Confluence uses Lucene's search library for powering search as default. Lucene, while a robust low-level search library, is not inherently designed to be scale-resilient. This limitation of Lucene becomes more apparent in large instances.
Enter: OpenSearch
OpenSearch is a popular enterprise-grade dedicated search platform that creates a powerful search capability based on distributed processing architecture backed by the robustness of Lucene’s search library.

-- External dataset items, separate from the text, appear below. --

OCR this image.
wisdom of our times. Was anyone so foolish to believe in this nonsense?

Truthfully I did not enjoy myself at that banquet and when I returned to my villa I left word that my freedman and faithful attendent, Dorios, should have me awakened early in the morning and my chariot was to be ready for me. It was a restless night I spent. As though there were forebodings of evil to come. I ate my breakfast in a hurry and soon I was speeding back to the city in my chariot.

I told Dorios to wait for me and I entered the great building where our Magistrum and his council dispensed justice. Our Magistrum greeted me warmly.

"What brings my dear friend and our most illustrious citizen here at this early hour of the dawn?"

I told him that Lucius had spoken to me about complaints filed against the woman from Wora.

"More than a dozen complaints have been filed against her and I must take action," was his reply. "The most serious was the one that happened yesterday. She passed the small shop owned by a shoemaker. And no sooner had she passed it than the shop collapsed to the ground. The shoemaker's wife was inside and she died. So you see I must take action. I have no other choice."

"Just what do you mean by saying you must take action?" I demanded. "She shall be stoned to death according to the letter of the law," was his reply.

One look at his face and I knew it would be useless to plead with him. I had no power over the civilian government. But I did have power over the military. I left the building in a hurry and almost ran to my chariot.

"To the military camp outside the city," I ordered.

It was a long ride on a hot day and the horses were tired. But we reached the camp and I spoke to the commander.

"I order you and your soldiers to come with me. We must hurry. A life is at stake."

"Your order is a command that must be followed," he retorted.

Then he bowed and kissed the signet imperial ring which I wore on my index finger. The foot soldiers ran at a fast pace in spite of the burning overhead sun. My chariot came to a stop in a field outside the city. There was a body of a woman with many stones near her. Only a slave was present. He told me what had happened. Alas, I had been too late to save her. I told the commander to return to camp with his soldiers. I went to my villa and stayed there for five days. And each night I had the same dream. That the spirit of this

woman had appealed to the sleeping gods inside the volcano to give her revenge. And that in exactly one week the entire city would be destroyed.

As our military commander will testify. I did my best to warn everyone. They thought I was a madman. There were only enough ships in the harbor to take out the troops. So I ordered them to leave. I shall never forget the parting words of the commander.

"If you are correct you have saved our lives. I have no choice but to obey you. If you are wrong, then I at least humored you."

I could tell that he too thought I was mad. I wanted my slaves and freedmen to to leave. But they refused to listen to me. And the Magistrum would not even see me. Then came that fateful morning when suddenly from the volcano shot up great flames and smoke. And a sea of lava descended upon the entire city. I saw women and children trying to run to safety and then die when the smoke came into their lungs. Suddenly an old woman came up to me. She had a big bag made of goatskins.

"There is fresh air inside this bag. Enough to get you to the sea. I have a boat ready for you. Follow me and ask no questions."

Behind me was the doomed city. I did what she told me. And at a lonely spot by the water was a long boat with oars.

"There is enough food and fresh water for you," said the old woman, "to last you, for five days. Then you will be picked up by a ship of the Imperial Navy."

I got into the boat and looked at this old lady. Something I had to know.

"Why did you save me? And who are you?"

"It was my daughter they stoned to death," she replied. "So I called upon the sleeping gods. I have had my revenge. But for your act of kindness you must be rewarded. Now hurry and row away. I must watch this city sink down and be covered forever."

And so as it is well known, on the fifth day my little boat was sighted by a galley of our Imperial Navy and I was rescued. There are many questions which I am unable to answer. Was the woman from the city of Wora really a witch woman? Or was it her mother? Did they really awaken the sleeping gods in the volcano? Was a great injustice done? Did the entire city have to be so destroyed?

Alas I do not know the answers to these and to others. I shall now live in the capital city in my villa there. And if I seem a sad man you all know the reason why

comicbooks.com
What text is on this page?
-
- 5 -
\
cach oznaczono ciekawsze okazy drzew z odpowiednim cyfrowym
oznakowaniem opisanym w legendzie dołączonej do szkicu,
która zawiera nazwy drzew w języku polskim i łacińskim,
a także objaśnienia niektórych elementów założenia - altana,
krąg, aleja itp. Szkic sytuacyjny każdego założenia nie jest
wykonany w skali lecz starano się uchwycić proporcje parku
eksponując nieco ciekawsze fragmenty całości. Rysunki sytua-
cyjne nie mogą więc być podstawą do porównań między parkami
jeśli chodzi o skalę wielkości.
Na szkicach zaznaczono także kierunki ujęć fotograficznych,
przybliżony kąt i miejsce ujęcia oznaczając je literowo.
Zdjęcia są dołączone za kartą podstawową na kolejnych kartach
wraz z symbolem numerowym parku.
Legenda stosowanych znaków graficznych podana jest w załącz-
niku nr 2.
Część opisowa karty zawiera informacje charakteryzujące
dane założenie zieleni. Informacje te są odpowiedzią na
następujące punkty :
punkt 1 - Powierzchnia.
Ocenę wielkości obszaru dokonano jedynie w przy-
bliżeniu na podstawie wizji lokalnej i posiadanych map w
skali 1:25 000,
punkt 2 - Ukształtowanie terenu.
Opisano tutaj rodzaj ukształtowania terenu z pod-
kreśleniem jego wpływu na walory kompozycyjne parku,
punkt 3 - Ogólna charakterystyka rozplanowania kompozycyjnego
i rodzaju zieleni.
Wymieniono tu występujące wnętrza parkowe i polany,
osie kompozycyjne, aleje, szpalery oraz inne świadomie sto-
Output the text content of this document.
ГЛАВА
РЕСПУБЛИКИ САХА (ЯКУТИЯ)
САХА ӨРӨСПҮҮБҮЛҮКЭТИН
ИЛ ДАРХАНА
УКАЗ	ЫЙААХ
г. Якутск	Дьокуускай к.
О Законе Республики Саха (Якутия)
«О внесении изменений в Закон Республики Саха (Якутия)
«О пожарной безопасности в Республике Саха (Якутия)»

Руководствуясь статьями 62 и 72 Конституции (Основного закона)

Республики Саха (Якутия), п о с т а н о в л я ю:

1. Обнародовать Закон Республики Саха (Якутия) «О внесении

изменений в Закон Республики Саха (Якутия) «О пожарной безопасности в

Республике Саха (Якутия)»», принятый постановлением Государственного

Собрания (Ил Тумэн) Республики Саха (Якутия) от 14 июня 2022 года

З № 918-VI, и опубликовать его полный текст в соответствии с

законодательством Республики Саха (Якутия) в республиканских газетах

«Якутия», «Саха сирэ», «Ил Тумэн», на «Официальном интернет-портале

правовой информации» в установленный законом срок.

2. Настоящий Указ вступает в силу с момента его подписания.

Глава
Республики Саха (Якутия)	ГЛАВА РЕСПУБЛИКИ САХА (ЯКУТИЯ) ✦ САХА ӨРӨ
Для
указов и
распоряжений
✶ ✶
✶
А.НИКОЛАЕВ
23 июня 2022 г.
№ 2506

With the latest Confluence Data Center 9.0 release we now support OpenSearch if you opt-in to switch from the default Lucene based search implementation.
Search in Confluence is now faster:
Our internal performance benchmarking results show OpenSearch is ~4.5x faster than a comparable Lucene-based search and this performance gain only widens with large dataset.
The results:
We tested this on an internal 3 node Confluence instance for benchmarking a 36GB index using Lucene(8 CPU, 32GB RAM) against OpenSearch(2 CPU, 16 GB RAM).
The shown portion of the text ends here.